FYI, “insurgents” are loosely organized combatants rising up against a government or established authority, specifically a revolt or rebellion not well enough organized to be recognized in international law as a “belligerency”. US government troops are never insurgents regardless of what they are doing.
Report thisBy Douglas Chalmers, November 16, 2007 at 8:59 am #
#Quote: “This one plunges John Rambo into the gun sights of the brutal military dictatorship of Myanmar, the Southeast Asian nation formerly known as Burma, where in real life the ruling junta recently received international condemnation...”
This is the kind of garbage that Chuck Norris descended to with US military fantasies about ‘kicking ass’ in Iran in the 1980’s - after the Iranians captured US military insurgents (the failed operation Eagle Claw) attempting to ‘free’ the embassy staff held hostage there.
Report thisBy Tony Christini, November 15, 2007 at 9:36 pm #
Yes, it’s quite comic what the movies can do - “cultural softening” and purging and all.
For example, in the comfort of a movie house we can experience vividly what US soldiers might be doing in Asia - fighting for refugees, rather than actually being used as catalyst for the conflagration that - say, in Iraq - has created four or five million or more Iraqi refugees and more than a million Iraqi deaths.... In four years.
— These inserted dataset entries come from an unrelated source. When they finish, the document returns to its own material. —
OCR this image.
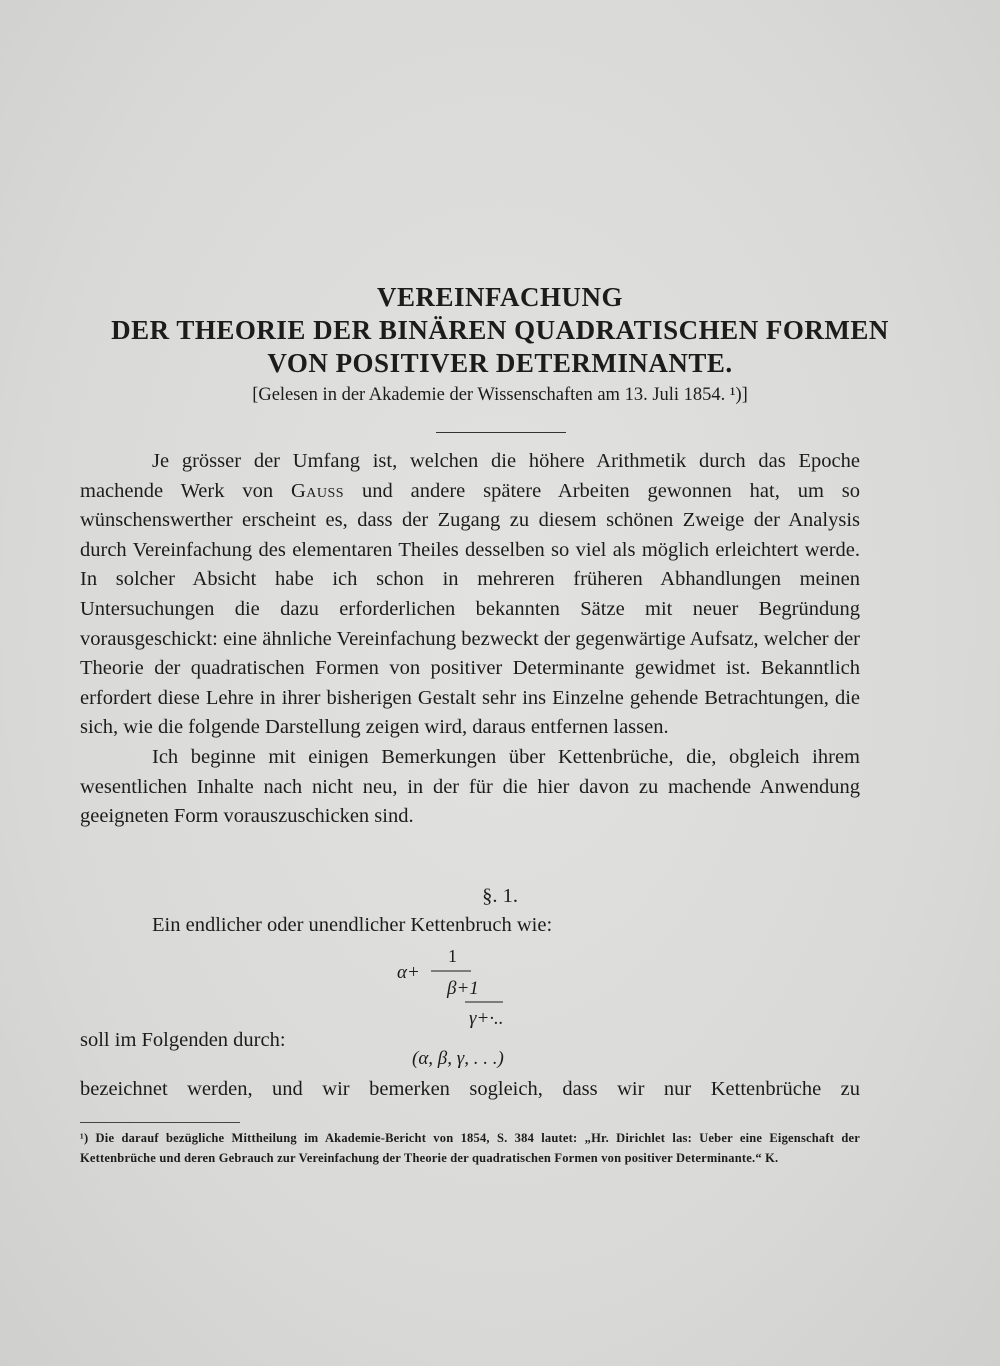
VEREINFACHUNG
DER THEORIE DER BINÄREN QUADRATISCHEN FORMEN
VON POSITIVER DETERMINANTE.
[Gelesen in der Akademie der Wissenschaften am 13. Juli 1854. ¹)]

Je grösser der Umfang ist, welchen die höhere Arithmetik durch das Epoche machende Werk von Gauss und andere spätere Arbeiten gewonnen hat, um so wünschenswerther erscheint es, dass der Zugang zu diesem schönen Zweige der Analysis durch Vereinfachung des elementaren Theiles desselben so viel als möglich erleichtert werde. In solcher Absicht habe ich schon in mehreren früheren Abhandlungen meinen Untersuchungen die dazu erforderlichen bekannten Sätze mit neuer Begründung vorausgeschickt: eine ähnliche Vereinfachung bezweckt der gegenwärtige Aufsatz, welcher der Theorie der quadratischen Formen von positiver Determinante gewidmet ist. Bekanntlich erfordert diese Lehre in ihrer bisherigen Gestalt sehr ins Einzelne gehende Betrachtungen, die sich, wie die folgende Darstellung zeigen wird, daraus entfernen lassen.

Ich beginne mit einigen Bemerkungen über Kettenbrüche, die, obgleich ihrem wesentlichen Inhalte nach nicht neu, in der für die hier davon zu machende Anwendung geeigneten Form vorauszuschicken sind.

§. 1.
Ein endlicher oder unendlicher Kettenbruch wie:
α+
1
β+1
γ+·..
soll im Folgenden durch:
(α, β, γ, . . .)
bezeichnet werden, und wir bemerken sogleich, dass wir nur Kettenbrüche zu
¹) Die darauf bezügliche Mittheilung im Akademie-Bericht von 1854, S. 384 lautet: „Hr. Dirichlet las: Ueber eine Eigenschaft der Kettenbrüche und deren Gebrauch zur Vereinfachung der Theorie der quadratischen Formen von positiver Determinante.“ K.
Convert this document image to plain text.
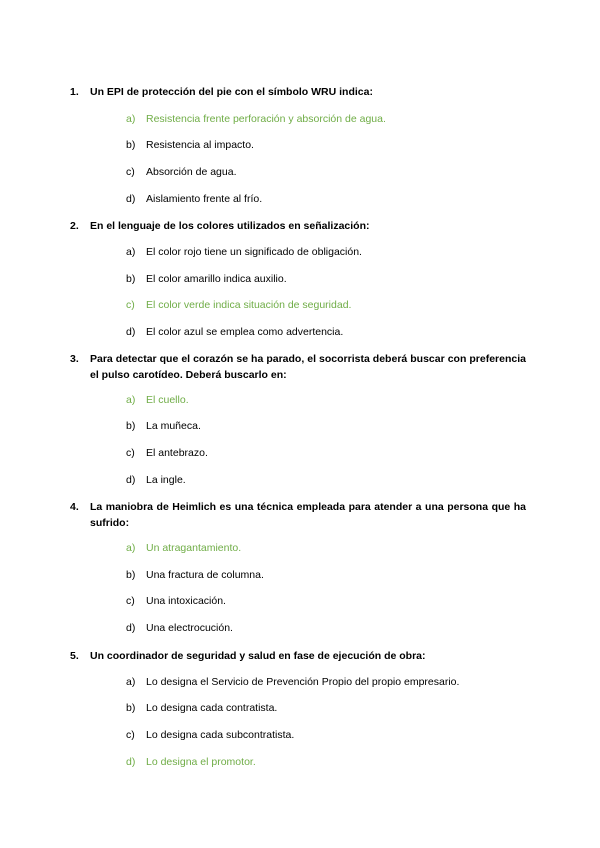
1. Un EPI de protección del pie con el símbolo WRU indica:
a) Resistencia frente perforación y absorción de agua.
b) Resistencia al impacto.
c) Absorción de agua.
d) Aislamiento frente al frío.
2. En el lenguaje de los colores utilizados en señalización:
a) El color rojo tiene un significado de obligación.
b) El color amarillo indica auxilio.
c) El color verde indica situación de seguridad.
d) El color azul se emplea como advertencia.
3. Para detectar que el corazón se ha parado, el socorrista deberá buscar con preferencia el pulso carotídeo. Deberá buscarlo en:
a) El cuello.
b) La muñeca.
c) El antebrazo.
d) La ingle.
4. La maniobra de Heimlich es una técnica empleada para atender a una persona que ha sufrido:
a) Un atragantamiento.
b) Una fractura de columna.
c) Una intoxicación.
d) Una electrocución.
5. Un coordinador de seguridad y salud en fase de ejecución de obra:
a) Lo designa el Servicio de Prevención Propio del propio empresario.
b) Lo designa cada contratista.
c) Lo designa cada subcontratista.
d) Lo designa el promotor.
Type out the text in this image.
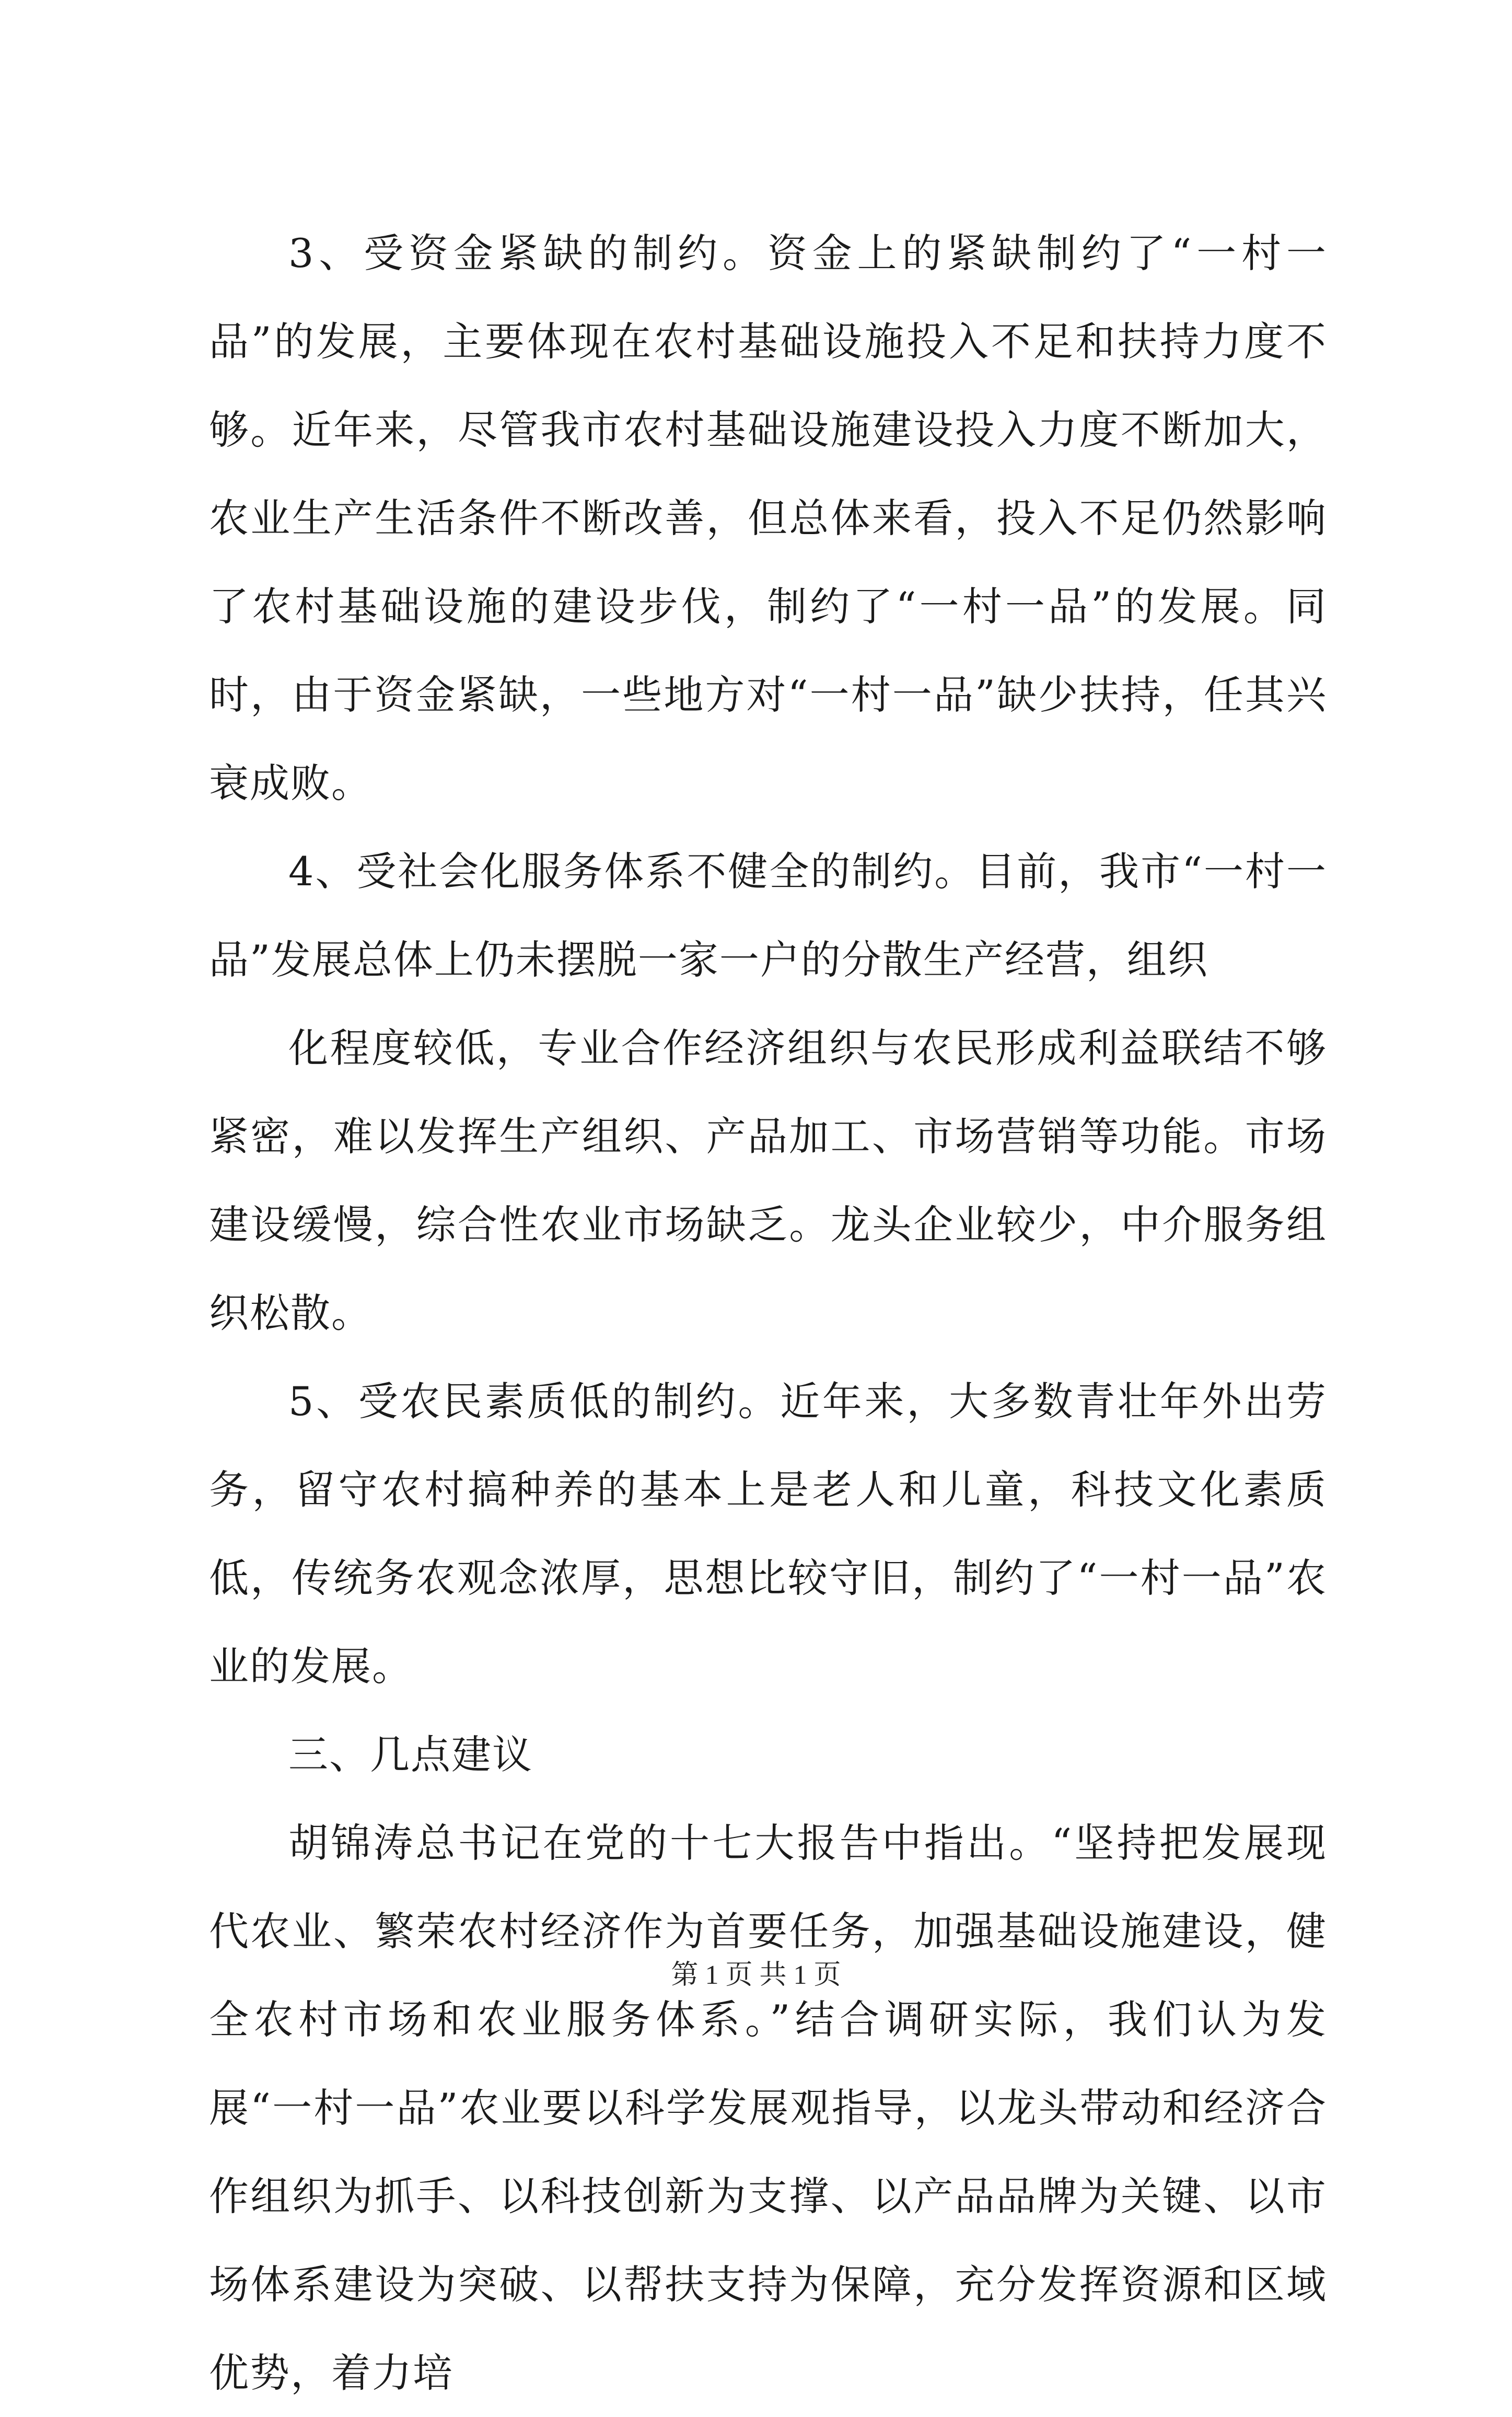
3、受资金紧缺的制约。资金上的紧缺制约了“一村一品”的发展，主要体现在农村基础设施投入不足和扶持力度不够。近年来，尽管我市农村基础设施建设投入力度不断加大，农业生产生活条件不断改善，但总体来看，投入不足仍然影响了农村基础设施的建设步伐，制约了“一村一品”的发展。同时，由于资金紧缺，一些地方对“一村一品”缺少扶持，任其兴衰成败。

4、受社会化服务体系不健全的制约。目前，我市“一村一品”发展总体上仍未摆脱一家一户的分散生产经营，组织

化程度较低，专业合作经济组织与农民形成利益联结不够紧密，难以发挥生产组织、产品加工、市场营销等功能。市场建设缓慢，综合性农业市场缺乏。龙头企业较少，中介服务组织松散。

5、受农民素质低的制约。近年来，大多数青壮年外出劳务，留守农村搞种养的基本上是老人和儿童，科技文化素质低，传统务农观念浓厚，思想比较守旧，制约了“一村一品”农业的发展。

三、几点建议

胡锦涛总书记在党的十七大报告中指出。“坚持把发展现代农业、繁荣农村经济作为首要任务，加强基础设施建设，健全农村市场和农业服务体系。”结合调研实际，我们认为发展“一村一品”农业要以科学发展观指导，以龙头带动和经济合作组织为抓手、以科技创新为支撑、以产品品牌为关键、以市场体系建设为突破、以帮扶支持为保障，充分发挥资源和区域优势，着力培

第 1 页 共 1 页
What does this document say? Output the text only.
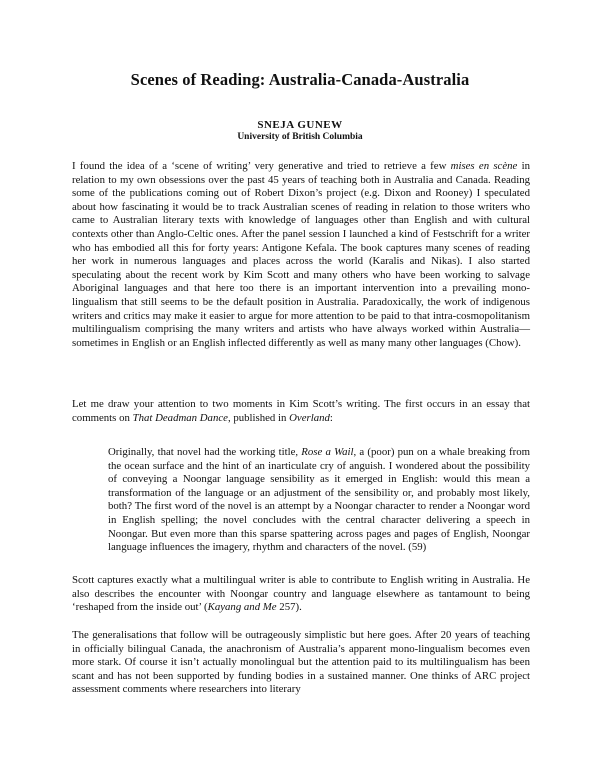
Scenes of Reading: Australia-Canada-Australia
SNEJA GUNEW
University of British Columbia

I found the idea of a ‘scene of writing’ very generative and tried to retrieve a few mises en scène in relation to my own obsessions over the past 45 years of teaching both in Australia and Canada. Reading some of the publications coming out of Robert Dixon’s project (e.g. Dixon and Rooney) I speculated about how fascinating it would be to track Australian scenes of reading in relation to those writers who came to Australian literary texts with knowledge of languages other than English and with cultural contexts other than Anglo-Celtic ones. After the panel session I launched a kind of Festschrift for a writer who has embodied all this for forty years: Antigone Kefala. The book captures many scenes of reading her work in numerous languages and places across the world (Karalis and Nikas). I also started speculating about the recent work by Kim Scott and many others who have been working to salvage Aboriginal languages and that here too there is an important intervention into a prevailing mono-lingualism that still seems to be the default position in Australia. Paradoxically, the work of indigenous writers and critics may make it easier to argue for more attention to be paid to that intra-cosmopolitanism multilingualism comprising the many writers and artists who have always worked within Australia—sometimes in English or an English inflected differently as well as many many other languages (Chow).

Let me draw your attention to two moments in Kim Scott’s writing. The first occurs in an essay that comments on That Deadman Dance, published in Overland:

Originally, that novel had the working title, Rose a Wail, a (poor) pun on a whale breaking from the ocean surface and the hint of an inarticulate cry of anguish. I wondered about the possibility of conveying a Noongar language sensibility as it emerged in English: would this mean a transformation of the language or an adjustment of the sensibility or, and probably most likely, both? The first word of the novel is an attempt by a Noongar character to render a Noongar word in English spelling; the novel concludes with the central character delivering a speech in Noongar. But even more than this sparse spattering across pages and pages of English, Noongar language influences the imagery, rhythm and characters of the novel. (59)

Scott captures exactly what a multilingual writer is able to contribute to English writing in Australia. He also describes the encounter with Noongar country and language elsewhere as tantamount to being ‘reshaped from the inside out’ (Kayang and Me 257).

The generalisations that follow will be outrageously simplistic but here goes. After 20 years of teaching in officially bilingual Canada, the anachronism of Australia’s apparent mono-lingualism becomes even more stark. Of course it isn’t actually monolingual but the attention paid to its multilingualism has been scant and has not been supported by funding bodies in a sustained manner. One thinks of ARC project assessment comments where researchers into literary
Thanks to the US invasion. Fortunately there is Rambo to vividly illuminate the geopolitical situation. No? Oh well, at least in the theater of Rambo a soldier’s role is softened, purged. An American hero is made, at least in many a teen (and teen-plus) eye. What’s that US Army recruiting slogan? An Army of One.
And yes, let alone “one American hero” going “to fight for democracy in a faraway land,” it’s a bit silly to think of one American hero, the new Burma/Myanmar Rambo, “sticking his nose in another nation’s business.”
Which nation(s) would that be?
As John Pilger recently reported, “[US Secretary of State Condoleeza] Rice stated, ‘The United States is determined to keep an international focus on the travesty that is taking place in Burma.’ What she is less keen to keep a focus on is that the huge American company, Chevron, on whose board of directors she sat, is part of a consortium with the junta and the French company, Total, that operates in Burma’s offshore oil fields. The gas from these fields is exported through a pipeline that was built with forced labour and whose construction involved Halliburton, of which Vice President Cheney was Chief Executive.” (Chevron named a big oil tanker for Rice: the Condoleeza Rice - subsequently renamed for political reasons.)
Pilger adds, “Those who care for freedom in Burma and Iraq and Iran and Saudi Arabia and beyond must not be distracted by the posturing and weasel pronouncements of our leaders, who themselves should be called to account as accomplices.”
So can this latest one American Rambo hero film be not yet another “cultural ‘softener’” that - inadvertently or not, silly or not, vacuous or not - masks US and western state complicity in oppression and killing?
One can’t tell from reading the report on it in USA Today - which, oddly, doesn’t happen to mention the US Secretary of State, Chevron, Halliburton, or any western involvement at all in Burma. Doesn’t that seem odd for an American-militant-to-the-rescue-film? that the reporting of it, at the least, focuses on a private dilemna happening to the militant in a vacuum of public detail that would be most relevant to US readers? Why doesn’t that seem odd?